Fig 1. Evaluation of the effects of Lithium and Rapamycin on autophagy induction in esophageal cancer cells.

(A) KYSE450 cells were treated with lithium chloride (lithium) (10–30 mM) or rapamycin (100–300 nM) for 24 and 48 hours. Cells were assessed for autophagy induction 24 hours after treatment with lithium (i) or rapamycin (ii) with the Cyto-ID autophagy detection kit. Panels on the left show representative images of FACS analysis, with panels to the right showing corresponding mean fluorescence intensity. Data shown here is representative of three independent experiments. (B) Western blot analysis of LC3 expression in cells treated with lithium (i) or rapamycin (ii) for 24 hours.
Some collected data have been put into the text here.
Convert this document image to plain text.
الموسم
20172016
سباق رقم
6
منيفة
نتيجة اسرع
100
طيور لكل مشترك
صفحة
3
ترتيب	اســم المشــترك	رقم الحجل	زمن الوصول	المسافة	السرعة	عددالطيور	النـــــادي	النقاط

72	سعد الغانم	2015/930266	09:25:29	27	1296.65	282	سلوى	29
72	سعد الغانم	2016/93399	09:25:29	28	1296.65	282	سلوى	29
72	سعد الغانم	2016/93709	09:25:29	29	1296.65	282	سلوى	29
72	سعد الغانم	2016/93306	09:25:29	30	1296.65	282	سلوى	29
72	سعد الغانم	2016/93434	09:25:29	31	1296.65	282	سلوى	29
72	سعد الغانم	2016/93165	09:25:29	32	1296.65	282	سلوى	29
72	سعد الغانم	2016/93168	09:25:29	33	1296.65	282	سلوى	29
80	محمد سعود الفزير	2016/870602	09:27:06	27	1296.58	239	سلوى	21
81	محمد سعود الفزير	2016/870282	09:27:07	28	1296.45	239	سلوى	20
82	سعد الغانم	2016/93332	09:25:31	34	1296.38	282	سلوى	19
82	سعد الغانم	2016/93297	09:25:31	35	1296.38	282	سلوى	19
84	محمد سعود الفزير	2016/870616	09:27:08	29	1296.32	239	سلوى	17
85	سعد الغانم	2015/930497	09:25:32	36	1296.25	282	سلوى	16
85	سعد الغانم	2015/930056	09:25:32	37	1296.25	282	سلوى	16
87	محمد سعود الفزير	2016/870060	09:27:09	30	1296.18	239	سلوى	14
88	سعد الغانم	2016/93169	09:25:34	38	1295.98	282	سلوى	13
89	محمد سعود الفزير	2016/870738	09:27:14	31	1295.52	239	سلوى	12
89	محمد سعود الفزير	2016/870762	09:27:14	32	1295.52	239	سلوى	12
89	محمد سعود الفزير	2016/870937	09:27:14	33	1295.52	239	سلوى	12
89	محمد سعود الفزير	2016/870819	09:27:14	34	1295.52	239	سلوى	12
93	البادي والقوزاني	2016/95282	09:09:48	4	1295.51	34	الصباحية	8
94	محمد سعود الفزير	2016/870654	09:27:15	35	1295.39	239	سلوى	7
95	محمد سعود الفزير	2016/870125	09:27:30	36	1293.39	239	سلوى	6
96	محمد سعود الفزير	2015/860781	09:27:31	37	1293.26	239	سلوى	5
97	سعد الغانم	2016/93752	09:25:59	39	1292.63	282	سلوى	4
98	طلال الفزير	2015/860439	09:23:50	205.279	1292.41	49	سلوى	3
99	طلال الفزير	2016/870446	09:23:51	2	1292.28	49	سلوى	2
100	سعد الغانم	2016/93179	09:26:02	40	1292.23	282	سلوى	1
LC3I and LC3II bands were quantified using the Odyssey Infrared Imaging System (Li-COR), normalized to β-actin and presented as integrated intensities. (C) Morphological features of KYSE450 cells following lithium (30 mM, center panel) or rapamycin (300 nM, right hand panel) treatment for 24 hours. Black arrows indicate accumulation of vesicles in both lithium and rapamycin treated cells, red arrows denote peripheral vesicle accumulation (Magnification 40x). (D) Cells were pretreated with chloroquine (10 μM) for two hours, prior to treatment with lithium (10 mM) (i) or rapamycin (100 nM) (ii) for 48 hours and autophagy levels assessed with the Cyto-ID autophagy detection kit. Representative images of FACS analysis are shown (n = 3), with inset bar graphs showing corresponding mean fluorescence intensity (* p < 0.05). E Viable cells following treatment with either lithium or rapamycin for 48 hours were counted and equal numbers (1,500 cells per well) reseeded in triplicate, in the absence of drug. Cells were allowed to grow for 14 days, then were fixed and stained and colony regrowth assessed.